Survey: Employee less likely to feel they have competitive benefits today compared to 2008

While some employees are feeling worse about benefits today than 10 years ago, the data shows other ways things have been on the decline.

New data from global organizational consulting firm Korn Ferry shows that employees are 15% “less likely to” think they have “competitive” benefits this year than in 2008, when the Great Recession began. How well were you faring economically 10 years ago?

This stat — and the ones that follow — come from a recent examination of more than one million American workers at around 180 companies to see how they felt about the workforce between these years.

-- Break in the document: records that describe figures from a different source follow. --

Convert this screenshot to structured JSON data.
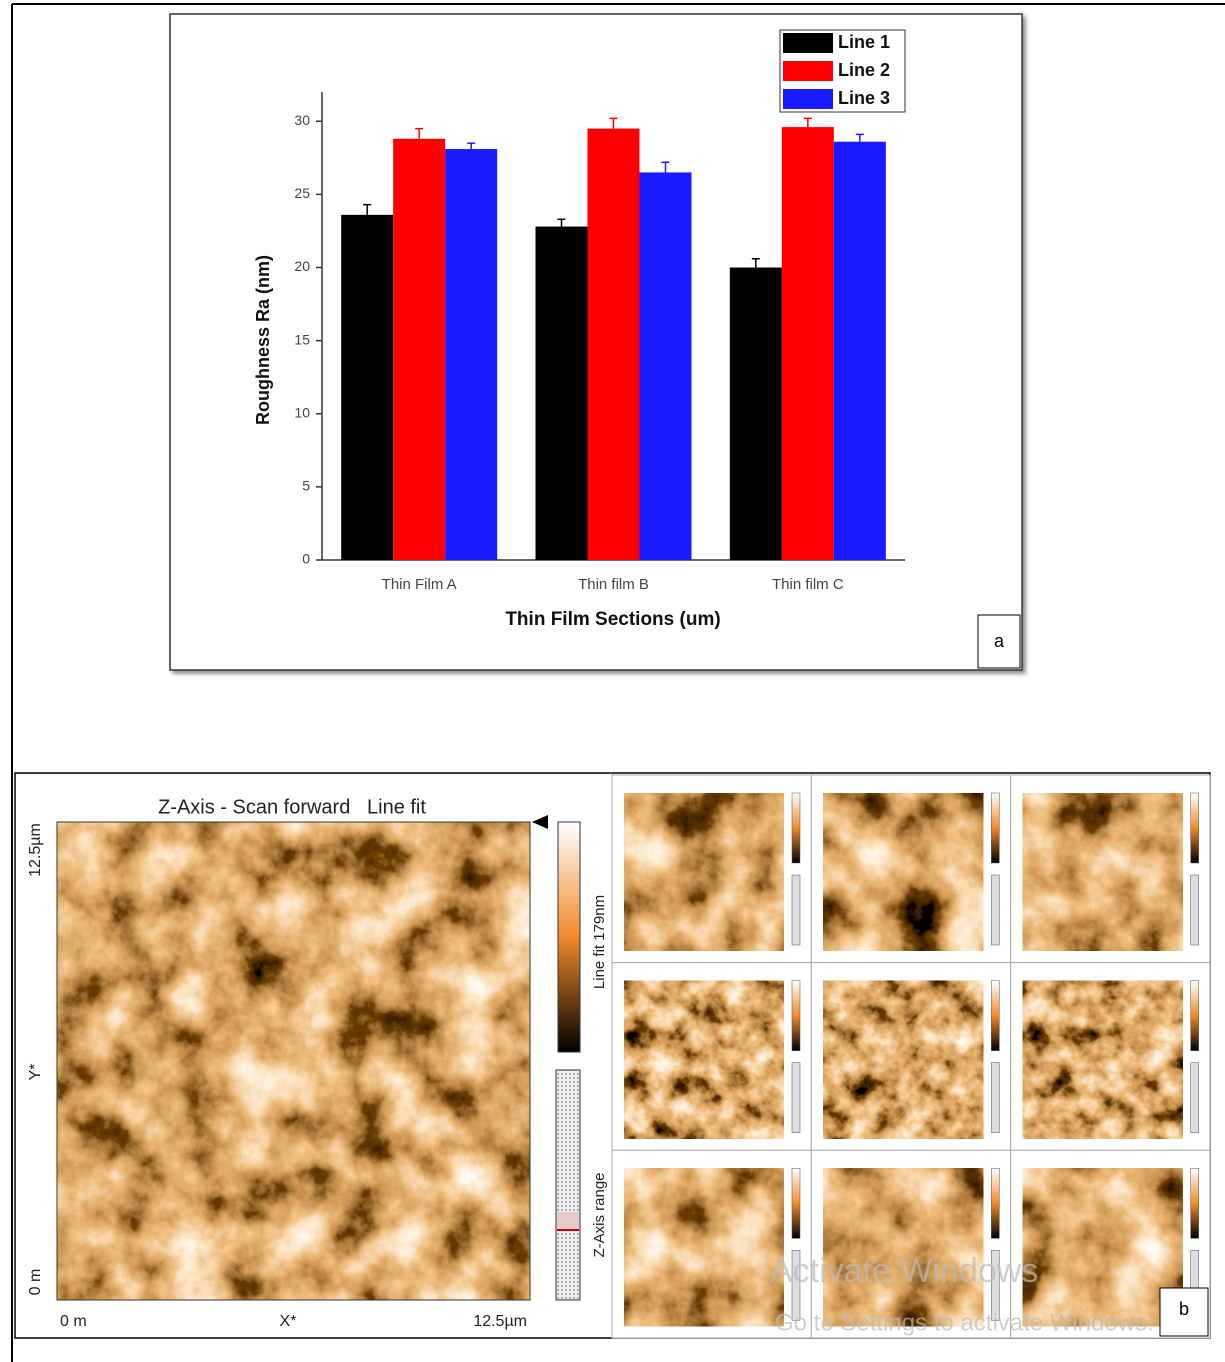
{
  "chart_data": {
    "type": "bar",
    "panel_label": "a",
    "x_label": "Thin Film Sections (um)",
    "y_label": "Roughness Ra (nm)",
    "categories": [
      "Thin Film A",
      "Thin film B",
      "Thin film C"
    ],
    "series": [
      {
        "name": "Line 1",
        "color": "#000000",
        "values": [
          23.6,
          22.8,
          20.0
        ],
        "errors": [
          0.7,
          0.5,
          0.6
        ]
      },
      {
        "name": "Line 2",
        "color": "#ff0000",
        "values": [
          28.8,
          29.5,
          29.6
        ],
        "errors": [
          0.7,
          0.7,
          0.6
        ]
      },
      {
        "name": "Line 3",
        "color": "#1a1aff",
        "values": [
          28.1,
          26.5,
          28.6
        ],
        "errors": [
          0.4,
          0.7,
          0.5
        ]
      }
    ],
    "ylim": [
      0,
      32
    ],
    "yticks": [
      0,
      5,
      10,
      15,
      20,
      25,
      30
    ],
    "legend": "upper right"
  },
  "afm_panel": {
    "title": "Z-Axis - Scan forward   Line fit",
    "y_top": "12.5µm",
    "y_bottom": "0 m",
    "y_label": "Y*",
    "x_left": "0 m",
    "x_label": "X*",
    "x_right": "12.5µm",
    "colorbar_label": "Line fit 179nm",
    "range_label": "Z-Axis range",
    "panel_label": "b",
    "watermark": [
      "Activate Windows",
      "Go to Settings to activate Windows."
    ]
  }
}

How things have declined between 2008 and 2018

While some employees are feeling worse about their benefits today than 10 years ago, the data also shows other ways that things have been on the decline over the last decade. For example, people are 10% less inclined to think that they “have a good idea of career path” today.

People are 11% less apt to believe that “decisions are made at the lowest level appropriate,” and are also 6% less inclined to believe that they “have enough people in their workgroup.”

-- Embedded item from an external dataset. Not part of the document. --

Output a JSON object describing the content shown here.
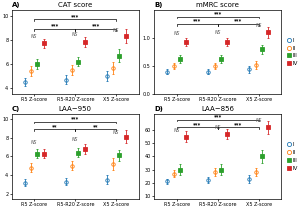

But back in the vein of cash, people today are also four percent less likely to think that their salary is considered “competitive.”

Korn Ferry Senior Principal Mark Royal commented on the research in a statement:

“Employees feel that there are not enough people to tackle demanding workloads, and often don’t see how their hard work will help them advance in the organization…It’s important to continually monitor and adjust accordingly the demands on employees, and also offer them clear career paths that reward solid contributions,” he said.

But wait, it’s not all bad

There are actually a few bright spots: the data shows that compared to back in 2008, workers in 2018 are 15% more inclined to believe that “organizations demonstrate care and concern for employees.”

But there were also higher percentages: workers were 17% more apt to think that their employer will be doing well over the following two to three years, and 28% more likely to believe that their direct supervisors “support their development.”

The numbers suggest that people feel like their managers are invested in them right now, but also that they think their companies will be faring well in the years to come.